- 1950 US Theatrical Poster
- Directed by: Otto Preminger
- Screenplay by: Walter Reisch Dorothy Parker Ross Evans
- Based on: Lady Windermere's Fan by Oscar Wilde
- Produced by: Otto Preminger
- Starring: Jeanne Crain Madeleine Carroll George Sanders Richard Greene
- Cinematography: Joseph LaShelle
- Edited by: Louis Loeffler
- Music by: Daniele Amfitheatrof
- Production company: 20th Century Fox
- Distributed by: 20th Century Fox
- Release date: April 1, 1949;
- Running time: 79 minutes
- Country: United States
- Language: English

= The Fan (1949 film) =

1949 film by Otto Preminger

The Fan is a 1949 American drama film directed by Otto Preminger, starring Jeanne Crain, Madeleine Carroll, George Sanders, and Richard Greene. The screenplay by Dorothy Parker, Walter Reisch, and Ross Evans is based on the 1892 play Lady Windermere's Fan by Oscar Wilde. The play had been filmed several times before, with a 1916 silent film, a later adaptation by Ernst Lubitsch in 1925 as well as versions in Spanish and Chinese.

==Plot==
In a post-World War II London auction house, an elderly woman is trying to acquire an attractive fan she claims was once hers. A flashback to the Victorian era reveals she is the scandalous Mrs. Erlynne, who in middle age becomes associated with Lord Arthur Windermere, whose young and beautiful but socially conservative wife Margaret tends to judge others harshly. Lord Windermere financially supports Mrs. Erlynne, allowing her to live in the elegant manner to which she is accustomed, and the couple become the favourite subject of local gossips. When Margaret hears the stories, she mistakenly believes the two are involved in a clandestine affair and subsequently succumbs to the charms of Lord Robert Darlington, who has made no secret of his ongoing romantic interest in her. However, she leaves her fan - the one Robert offered her for her birthday - in Robert's house. In order to ensure the younger woman does not make the same mistakes she has in the past, Mrs. Erlynne reveals a shocking secret: she is Lady Windermere's mother, whom Margaret believed had died after the woman abandoned her husband and daughter for another man. In order to protect Margaret's reputation, Mrs. Erlynne sacrifices her own happiness by placing herself in a compromising position that jeopardizes her pending marriage to Augustus Lorton.

==Cast==
- Jeanne Crain as Lady Margaret Windermere
- Madeleine Carroll as Mrs.
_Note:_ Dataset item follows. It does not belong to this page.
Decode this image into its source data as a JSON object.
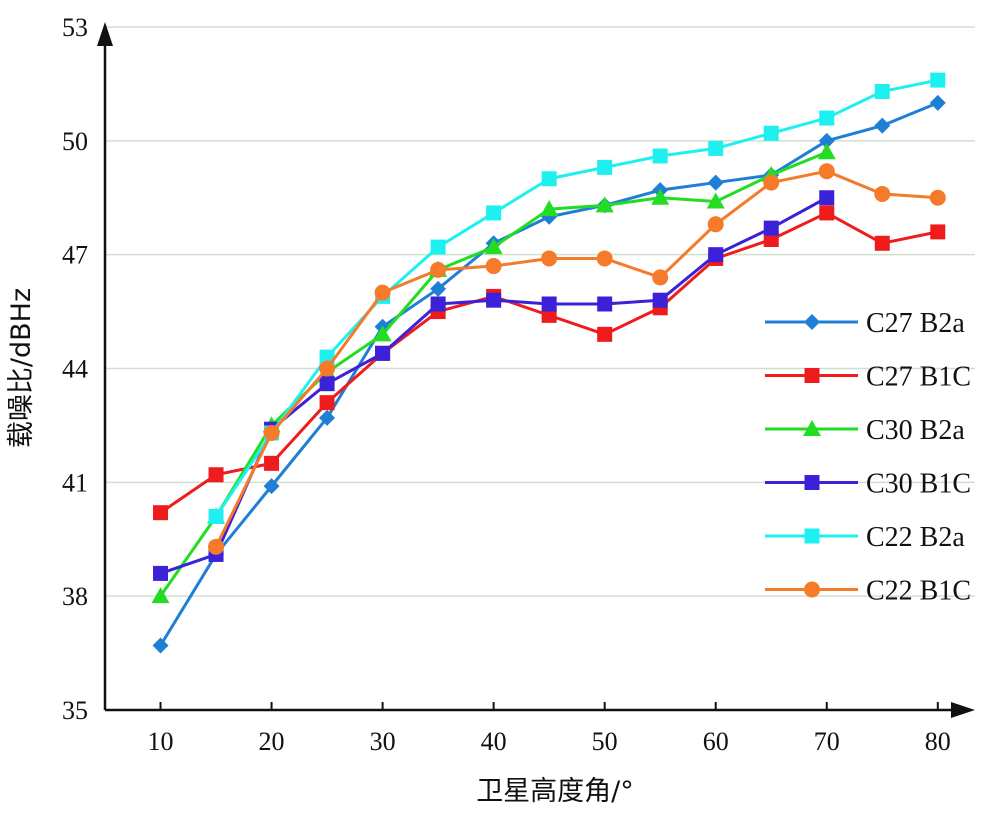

Erlynne
- Richard Greene as Lord Arthur Windermere
- George Sanders as Lord Robert Darlington
- Martita Hunt as Duchess of Berwick
- John Sutton as Cecil Graham
- Hugh Dempster as Lord Augustus Lorton
- Richard Ney as James Hopper
- Virginia McDowall as Lady Agatha
- Randy Stuart as American Girl

==Principal production credits==
- Producer ..... Otto Preminger
- Original Music ..... Daniele Amfitheatrof
- Cinematography ..... Joseph LaShelle
- Art Direction ..... Leland Fuller, Lyle R. Wheeler
- Set Decoration ..... Paul S. Fox, Thomas Little
- Costume Design ..... René Hubert, Charles Le Maire

==Production==
Walter Reisch who worked on the script later recalled it as a "a non-Zanuck picture. Nothing could be further removed from his way of thinking than Oscar Wilde, or Lady Windemere, or Mrs. Erlynne. It was just too Victorian, too elegant, and too slow. Everyone spoke like everyone else, very stilted and mechanical dialogue—brilliant, the most wonderful dialogue on earth, but totally inhuman. Zanuck just didn't care for it, so Otto was left alone and it was dragged out... Nobody was hurt by the picture, and nobody was elated either."

==Reception==
===Box office===
Variety listed the film as a box office disappointment.

===Critical reception===
In his review in The New York Times, Bosley Crowther observed, "Most of the brittle wit and satire of Mr. Wilde's conversation piece has been lost in the making of this . . . nicely costumed picture [which] is a strangely uninspired nostalgic romance."

TV Guide rated the film two out of a possible four stars and commented, "Preminger's version, despite a strong cast, was bowdlerized by the scripters into a soapy mess . . . As is too often the case with filmed classics, dialog was sacrificed to further a perverted plot. Wilde's witty aphorisms were excised, and with them went any merit the film might have had."

Variety said that the adaption was "refreshing and neatly uses the flashback technique", and it praised the "strong production values" and Preminger's "judicious use of unusual camera shots", as well as the pacing, editing and cinematography.